Gaultry scrambled the rest of the way out of the hedge. Brushing herself down, she nervously eyed the velvety green hump of the barrow. She had encountered such things often enough in the south, though seldom shrouded with the secrecy of this site. They were ancient remnants of the wandering tribes, the people who had inhabited Tielmark from before the time the land had yielded to Bissanty rule, deep in the mists of history. The tribes had worshipped all the Great Twelve, and spoken to them directly through Rhasan magic—the ancient mystical symbols that bound past to present, present to future, man to god, man to animal. Although the wanderers had lived without fixed borders, they had built massive earthworks and erected crude stone temples to the gods’ honor, testament to their strength. Gaultry, who had been touched three times in her life by true Rhasan magery, could not quite comprehend why a people who had commanded such strong magical powers had ever yielded to Bissanty rule, but that they had done so was a proven matter of history.
Some of the barrows and temples had been abandoned for centuries, others overbuilt. A few, places of great power, were still in use, their connection to the past unbroken. The temple of Emiera in Paddleways, the village nearest Gaultry’s home in Arleon Forest, had a crypt that dated to back to the wanderers. Other sites still were scoured and cleaned according to ancient cycles: seven years, twelve, twenty, fifty. Some even longer.
When she was a small child, a stone near her grandmother’s cottage had reached the summer of its ritual scouring. She had a hazy recollection of Tamsanne’s displeasure at the local farmwives’ intrusion on her forest demesnes.
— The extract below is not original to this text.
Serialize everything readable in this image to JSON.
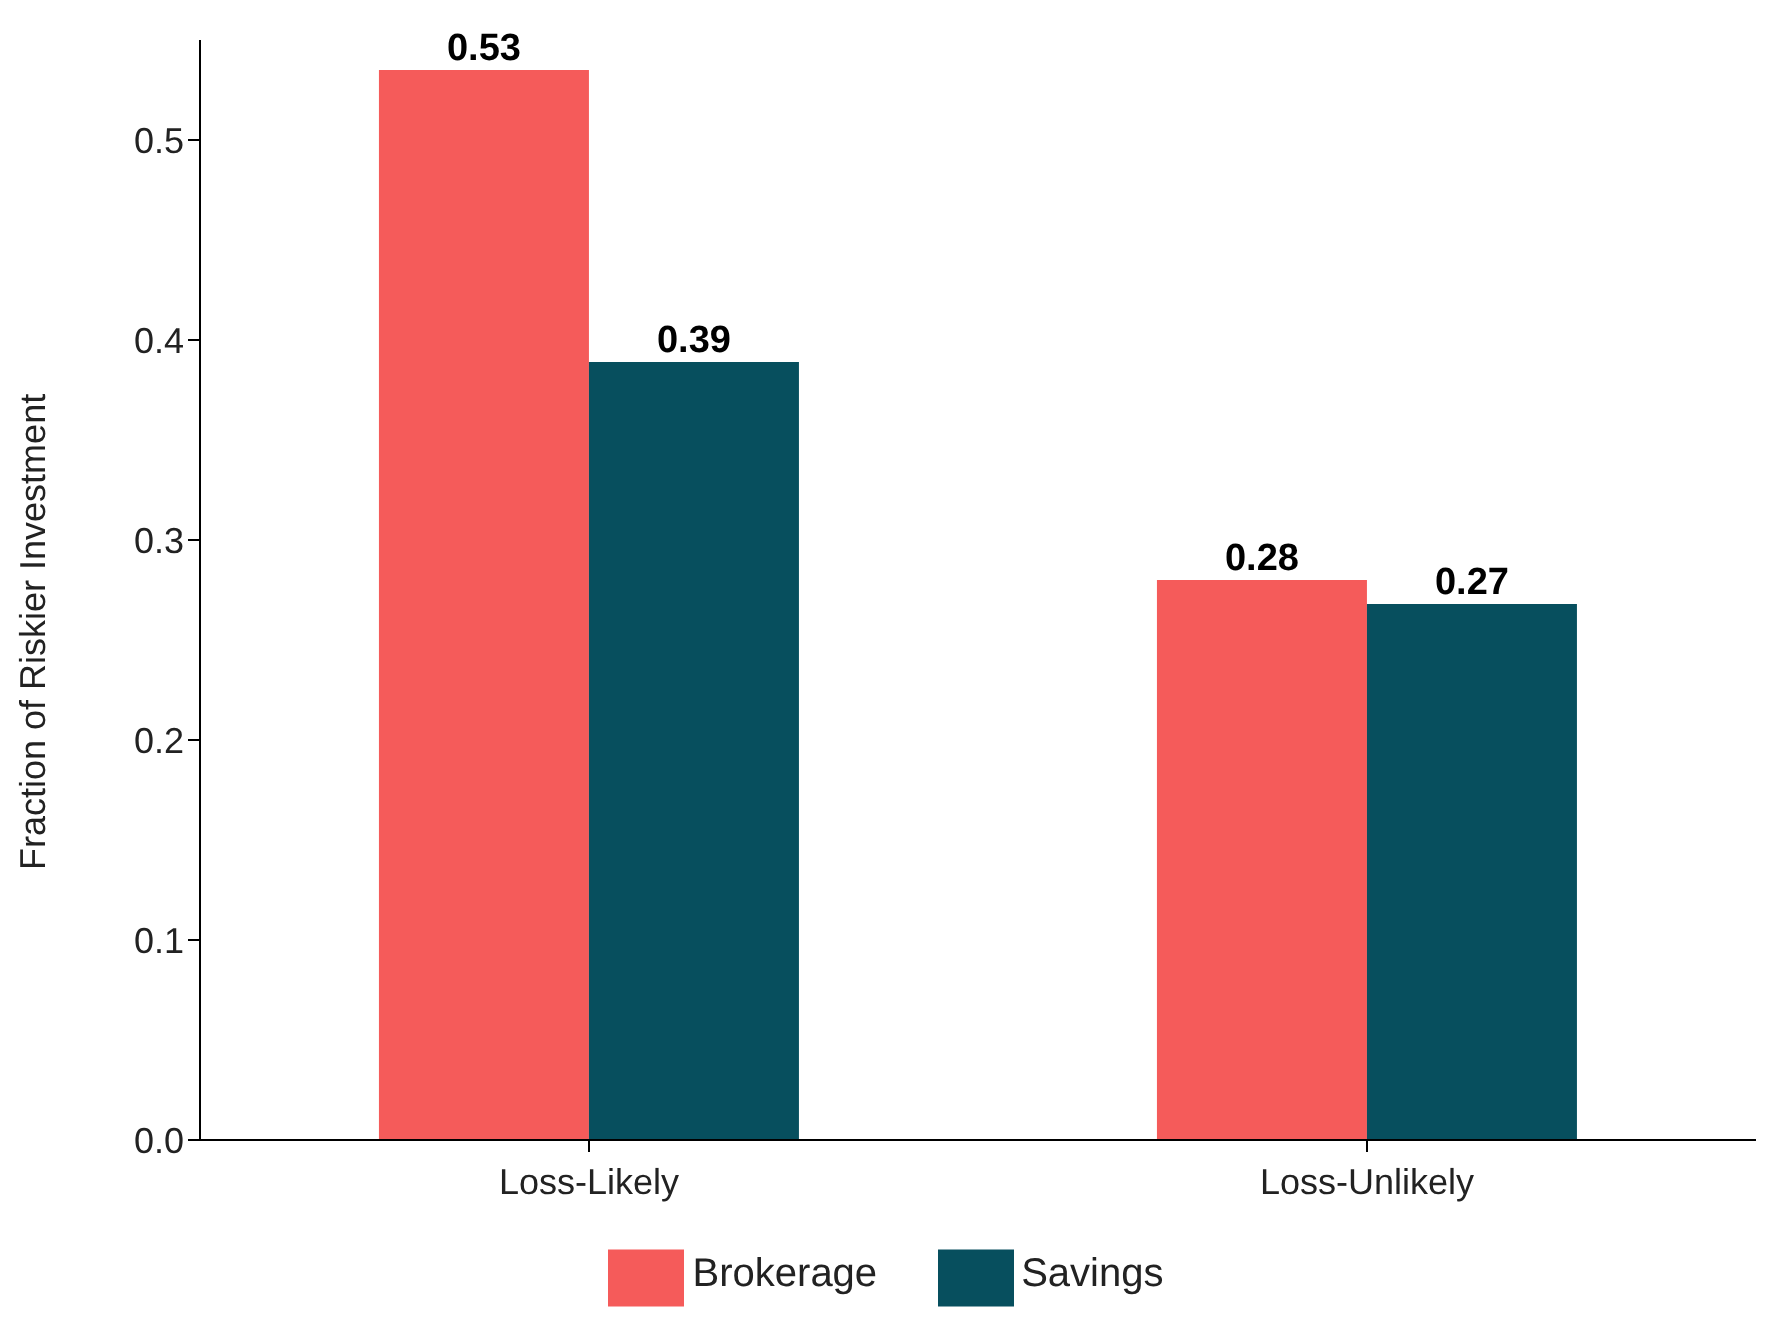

Her memory of the scouring itself was clearer: dirty water running down the rough sides of the stone as it emerged, coal-black, incised with a network of scarlike lines, from beneath two score years’ of forest debris.
Unlike that stone singleton, the stones before her had obviously been recently treated. The center stone was bleached and pale, the outriders bare of staining vegetation. The cavity in the center stone brimmed with dark reddish liquid. Gaultry recognized it: treated blood, mixed with herbs so it would not clot and thicken.
She would have to free Aneitha and retreat as quickly as possible. These places were not often sacrally interdicted, but casual visitors were seldom welcome.
Aneitha’s noise made her easy to find, along with the logic of the pit into which she had fallen. There was only one break in the hedge, on the far side from where Gaultry had entered. The pit had been positioned a little inside that entrance, where anyone who did not know it was there would blunder in. Gaultry moved cautiously closer. Dense turf covered the network of branches and straw that had been laid to cover the pit. From the state of the turf, it was evident that this trap had been constructed many years past. The point where the grass made the transition from pit-cover to solid ground was indistinguishable. She was not surprised Aneitha had been caught.